Además, la grave acusación que deberá investigarse y juzgarse conforme a derecho -si es que a estas alturas eso todavía es posible- hay en el fondo de este escándalo una lucha de poder que es consecuencia, al paso del tiempo, del esquema diseñado por AMLO para conducir su sucesión.
Recuérdese que hubo aspirantes a la candidatura presidencial, más o menos “tapados”, que una batería de encuestas acabaría por destaparlos cual “corcholatas”. La destapada fue Claudia Sheinbaum, lo que no gustó nada a otras tres: Marcelo Ebrard (quien llegó a decir abiertamente que la encuesta fue “cuchareada”), Ricardo Monreal (quien puso en duda los resultados tal y como ya lo había hecho en 2018 cuando Claudia se quedó con la candidatura de Morena al gobierno de la Ciudad de México) y Adán Augusto López, quien sin reconocer el triunfo de la hoy presidenta, se fue varias semanas del país para sopesar lo que ofrecía el diseño cicatrizante de AMLO: la entrega al segundo, tercero y cuarto lugar el liderazgo en las cámaras legislativas (Noroña a la mesa directiva del Senado, Monreal al frente de la fracción de Morena en la cámara de Diputados, Adán Augusto a la de la cámara alta y Ebrard a una posición relevante el gabinete).

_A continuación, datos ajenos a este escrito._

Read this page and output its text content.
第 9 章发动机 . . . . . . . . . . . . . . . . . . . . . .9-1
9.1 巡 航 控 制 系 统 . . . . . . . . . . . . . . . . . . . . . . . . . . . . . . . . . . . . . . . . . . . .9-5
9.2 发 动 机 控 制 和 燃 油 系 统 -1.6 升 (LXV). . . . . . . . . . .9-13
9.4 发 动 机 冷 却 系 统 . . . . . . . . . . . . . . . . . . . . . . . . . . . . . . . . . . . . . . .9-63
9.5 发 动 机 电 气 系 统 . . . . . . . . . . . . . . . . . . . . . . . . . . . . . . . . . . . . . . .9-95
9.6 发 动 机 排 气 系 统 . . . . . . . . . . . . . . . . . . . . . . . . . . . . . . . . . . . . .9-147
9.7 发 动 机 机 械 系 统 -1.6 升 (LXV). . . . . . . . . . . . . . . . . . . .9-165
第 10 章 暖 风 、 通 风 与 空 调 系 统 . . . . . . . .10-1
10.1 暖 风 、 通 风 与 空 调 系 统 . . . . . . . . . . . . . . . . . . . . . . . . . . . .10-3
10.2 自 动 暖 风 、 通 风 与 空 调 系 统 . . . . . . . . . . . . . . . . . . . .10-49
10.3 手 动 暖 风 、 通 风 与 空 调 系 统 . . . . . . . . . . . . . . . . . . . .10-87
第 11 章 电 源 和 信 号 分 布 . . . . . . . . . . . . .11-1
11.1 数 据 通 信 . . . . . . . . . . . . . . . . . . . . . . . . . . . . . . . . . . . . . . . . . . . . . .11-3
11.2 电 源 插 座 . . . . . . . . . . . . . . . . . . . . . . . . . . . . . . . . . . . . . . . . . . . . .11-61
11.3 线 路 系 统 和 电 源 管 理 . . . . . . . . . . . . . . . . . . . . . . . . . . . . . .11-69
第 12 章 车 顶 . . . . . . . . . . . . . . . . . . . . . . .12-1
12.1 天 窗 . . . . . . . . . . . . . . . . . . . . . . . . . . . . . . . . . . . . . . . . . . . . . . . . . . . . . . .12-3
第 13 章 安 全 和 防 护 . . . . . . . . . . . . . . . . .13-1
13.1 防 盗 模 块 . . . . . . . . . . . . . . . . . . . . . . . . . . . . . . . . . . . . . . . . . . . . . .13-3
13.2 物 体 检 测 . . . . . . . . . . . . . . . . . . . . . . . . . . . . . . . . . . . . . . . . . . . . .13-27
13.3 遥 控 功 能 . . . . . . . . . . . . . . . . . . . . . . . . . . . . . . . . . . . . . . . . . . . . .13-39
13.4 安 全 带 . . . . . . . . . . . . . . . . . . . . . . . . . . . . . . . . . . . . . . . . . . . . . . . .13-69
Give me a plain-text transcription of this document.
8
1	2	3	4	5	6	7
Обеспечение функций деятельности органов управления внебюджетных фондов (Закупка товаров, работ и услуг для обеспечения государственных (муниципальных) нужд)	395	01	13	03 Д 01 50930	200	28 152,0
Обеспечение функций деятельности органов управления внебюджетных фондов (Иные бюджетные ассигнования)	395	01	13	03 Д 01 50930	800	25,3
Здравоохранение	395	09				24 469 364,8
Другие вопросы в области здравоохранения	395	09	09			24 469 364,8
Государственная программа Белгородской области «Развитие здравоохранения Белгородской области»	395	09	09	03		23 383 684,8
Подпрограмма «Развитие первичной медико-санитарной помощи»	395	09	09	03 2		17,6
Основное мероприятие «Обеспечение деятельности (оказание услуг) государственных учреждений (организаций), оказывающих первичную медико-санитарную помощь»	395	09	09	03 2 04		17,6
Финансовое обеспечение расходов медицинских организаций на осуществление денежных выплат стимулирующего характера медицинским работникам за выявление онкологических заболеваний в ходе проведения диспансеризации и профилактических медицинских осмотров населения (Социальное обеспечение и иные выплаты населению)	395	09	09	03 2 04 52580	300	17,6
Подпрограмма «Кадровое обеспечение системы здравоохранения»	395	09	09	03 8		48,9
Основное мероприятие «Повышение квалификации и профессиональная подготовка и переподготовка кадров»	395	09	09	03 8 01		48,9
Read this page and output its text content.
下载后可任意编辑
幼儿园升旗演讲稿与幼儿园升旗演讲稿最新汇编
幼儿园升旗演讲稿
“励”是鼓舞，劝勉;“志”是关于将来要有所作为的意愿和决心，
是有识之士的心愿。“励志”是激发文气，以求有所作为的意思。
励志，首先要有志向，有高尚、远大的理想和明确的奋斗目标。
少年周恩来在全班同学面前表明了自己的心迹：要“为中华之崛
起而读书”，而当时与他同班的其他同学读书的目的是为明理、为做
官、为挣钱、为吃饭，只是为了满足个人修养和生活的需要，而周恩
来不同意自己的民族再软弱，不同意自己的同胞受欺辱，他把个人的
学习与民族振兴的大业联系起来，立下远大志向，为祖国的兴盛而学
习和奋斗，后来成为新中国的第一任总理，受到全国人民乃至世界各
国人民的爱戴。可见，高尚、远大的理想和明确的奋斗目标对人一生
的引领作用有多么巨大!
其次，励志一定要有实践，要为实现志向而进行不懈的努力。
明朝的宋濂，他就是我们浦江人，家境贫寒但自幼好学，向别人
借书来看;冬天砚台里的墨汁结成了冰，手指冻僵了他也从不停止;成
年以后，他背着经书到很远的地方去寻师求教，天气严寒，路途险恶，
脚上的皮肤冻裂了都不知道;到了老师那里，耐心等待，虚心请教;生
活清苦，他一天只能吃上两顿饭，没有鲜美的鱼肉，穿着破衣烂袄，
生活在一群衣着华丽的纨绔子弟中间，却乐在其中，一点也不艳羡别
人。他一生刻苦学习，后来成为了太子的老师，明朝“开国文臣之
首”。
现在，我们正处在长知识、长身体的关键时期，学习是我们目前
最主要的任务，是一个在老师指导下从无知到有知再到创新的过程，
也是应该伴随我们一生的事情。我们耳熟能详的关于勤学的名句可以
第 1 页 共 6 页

Era obvio que, tarde o temprano, esos personajes del mismo equipo de trabajo que heredaron un poder inmenso acabarían enfrentándose. La fórmula de AMLO evitó divisiones de cara a la elección presidencial, pero no así las surgidas una vez resueltos los comicios.
Es un hecho que Monreal y Adán Augusto le han jugado las contras a Sheinbaum, siendo además dos cercanos a AMLO que por sus trayectorias políticas no pueden ser considerados como políticos de la izquierda doctrinaria de Morena.
Por sus antecedentes, sobre todo los de Adán Augusto, forman parte de un grupo que, por sus excesos, sus apoyos a familiares, ahijados y ahijadas, y sus maniobras para entorpecer o vender caro su respaldo a las iniciativas presidenciales de reformas constitucionales y leyes generales, pareciera que actúa para resucitar al PRI desde adentro de Morena.
Ese es el verdadero peligro para el partido en el poder.
Así que resulta irrelevante que Adán Augusto haya sido relegado (como se le vio el domingo pasado en el Consejo Nacional de Morena) o que finalmente el oficialismo haya cerrado filas en torno a él y que él haya declarado que seguirá en el liderazgo morenista en el Senado hasta que concluya en 2020.
Ya es disfuncional para la 4T en esa función, es un cadáver político al que hay que darle cristiana sepultura.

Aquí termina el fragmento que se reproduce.